كَمَا أَرْسَلْنَا فِيكُمْ رَسُولا مِنْكُمْ يَتْلُو عَلَيْكُمْ آيَاتِنَا وَيُزَكِّيكُمْ وَيُعَلِّمُكُمُ الْكِتَابَ وَالْحِكْمَةَ وَيُعَلِّمُكُمْ مَا لَمْ تَكُونُوا تَعْلَمُونَ (١٥١)فَاذْكُرُونِي أَذْكُرْكُمْ وَاشْكُرُوا لِي وَلا تَكْفُرُونِ (١٥٢)
Sebagaimana (kami telah menyempurnakan nikmat Kami kepadamu) Kami telah mengutus kepadamu seorang Rasul diantara kalian, yang membacakan ayat-ayat Kami kepada kalian, menyucikan kalian, mengajarkan kepada kalian al-Kitab dan al-Hikmah (as-Sunnah), serta mengajarkan kepada kalian apa yang belum kamu ketahui.

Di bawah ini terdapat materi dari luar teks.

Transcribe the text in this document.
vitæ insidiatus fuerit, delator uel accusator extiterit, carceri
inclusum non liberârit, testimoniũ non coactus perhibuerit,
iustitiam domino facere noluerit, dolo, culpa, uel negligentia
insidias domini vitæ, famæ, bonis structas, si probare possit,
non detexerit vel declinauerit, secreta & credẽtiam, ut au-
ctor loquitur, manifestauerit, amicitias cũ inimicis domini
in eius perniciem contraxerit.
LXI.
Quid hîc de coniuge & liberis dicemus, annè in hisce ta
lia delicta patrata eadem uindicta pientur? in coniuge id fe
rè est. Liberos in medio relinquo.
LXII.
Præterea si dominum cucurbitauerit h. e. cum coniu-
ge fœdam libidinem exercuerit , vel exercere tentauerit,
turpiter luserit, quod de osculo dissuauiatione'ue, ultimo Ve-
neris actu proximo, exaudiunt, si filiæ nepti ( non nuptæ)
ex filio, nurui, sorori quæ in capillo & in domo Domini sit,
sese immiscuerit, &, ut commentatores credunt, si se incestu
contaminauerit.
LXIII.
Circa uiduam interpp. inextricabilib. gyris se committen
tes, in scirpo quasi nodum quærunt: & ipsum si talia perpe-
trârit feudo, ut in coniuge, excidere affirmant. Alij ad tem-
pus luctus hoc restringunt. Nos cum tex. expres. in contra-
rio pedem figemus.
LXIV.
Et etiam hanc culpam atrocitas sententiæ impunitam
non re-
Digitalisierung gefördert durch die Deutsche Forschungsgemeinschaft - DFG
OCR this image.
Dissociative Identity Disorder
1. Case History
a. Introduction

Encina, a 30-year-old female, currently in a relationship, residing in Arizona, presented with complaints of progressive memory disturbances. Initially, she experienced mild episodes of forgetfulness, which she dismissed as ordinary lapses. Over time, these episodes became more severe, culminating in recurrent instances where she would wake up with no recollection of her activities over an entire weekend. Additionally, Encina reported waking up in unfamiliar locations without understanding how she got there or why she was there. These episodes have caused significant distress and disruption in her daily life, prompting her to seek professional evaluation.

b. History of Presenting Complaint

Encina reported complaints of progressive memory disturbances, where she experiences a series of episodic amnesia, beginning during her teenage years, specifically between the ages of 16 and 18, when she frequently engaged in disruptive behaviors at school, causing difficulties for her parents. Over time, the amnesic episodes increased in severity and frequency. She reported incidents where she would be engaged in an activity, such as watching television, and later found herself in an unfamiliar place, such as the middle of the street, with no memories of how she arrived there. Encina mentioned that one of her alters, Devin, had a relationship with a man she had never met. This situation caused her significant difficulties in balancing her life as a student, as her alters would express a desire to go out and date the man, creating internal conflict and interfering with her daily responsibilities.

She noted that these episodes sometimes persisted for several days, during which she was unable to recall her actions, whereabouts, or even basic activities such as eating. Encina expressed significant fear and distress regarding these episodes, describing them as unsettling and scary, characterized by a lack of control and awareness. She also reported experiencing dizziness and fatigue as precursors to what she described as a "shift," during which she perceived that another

Karena itu, ingatlah kalian kepada-Ku niscaya aku ingat pula kepada kalian, bersyukurlah kepada-Ku, dan janganlah kalian mengingkari (nikmat)-Ku. (QS al-Baqarah: 151)
Tafsir Ayat
Allah SWT berfirman: Kamâ arsalnâ fîkum Rasûl[an] minkum (sebagaimana [Kami telah menyempurnakan nikmat Kami kepadamu] Kami telah mengutus kepada kalian Rasul di antara kalian). Kata rasûl[an] di sini adalah Rasulullah Muhammad saw. Sebagaimana dituturkan Ibnu ‘Athiyyah, khithâb (seruan) ayat ini ditujukan kepada umat Nabi Muhammad saw.1 Kesimpulan ini dapat diambil dari perintah ayat sebelumnya yang ditujukan kepada kaum Mukmin untuk menghadapkan wajah mereka ke Masjid al-Haram. Ada pula yang berpendapat, mukhâthab (pihak yang diseru) adalah bangsa Arab.2
Huruf al-kâf dalam ayat ini adalah li at-tasybîh (untuk menunjukkan adanya keserupaan) dan membutuhkan sesuatu yang lain untuk dirujuk.3 Menurut kebanyakan mufassir, huruf tersebut merujuk pada frasa akhir ayat sebelumnya (yang artinya): agar Kusempurnakan nikmat-Ku atasmu dan supaya kamu mendapat petunjuk (QS al-Baqarah [2]: 150).4
Itu berarti, nikmat penetapan Masjid al-Haram sebagai kiblat, serupa dengan nikmat diutusnya Rasulullah saw. kepada mereka.5 Dengan demikian, Allah SWT telah menyempurnakan nikmat-Nya.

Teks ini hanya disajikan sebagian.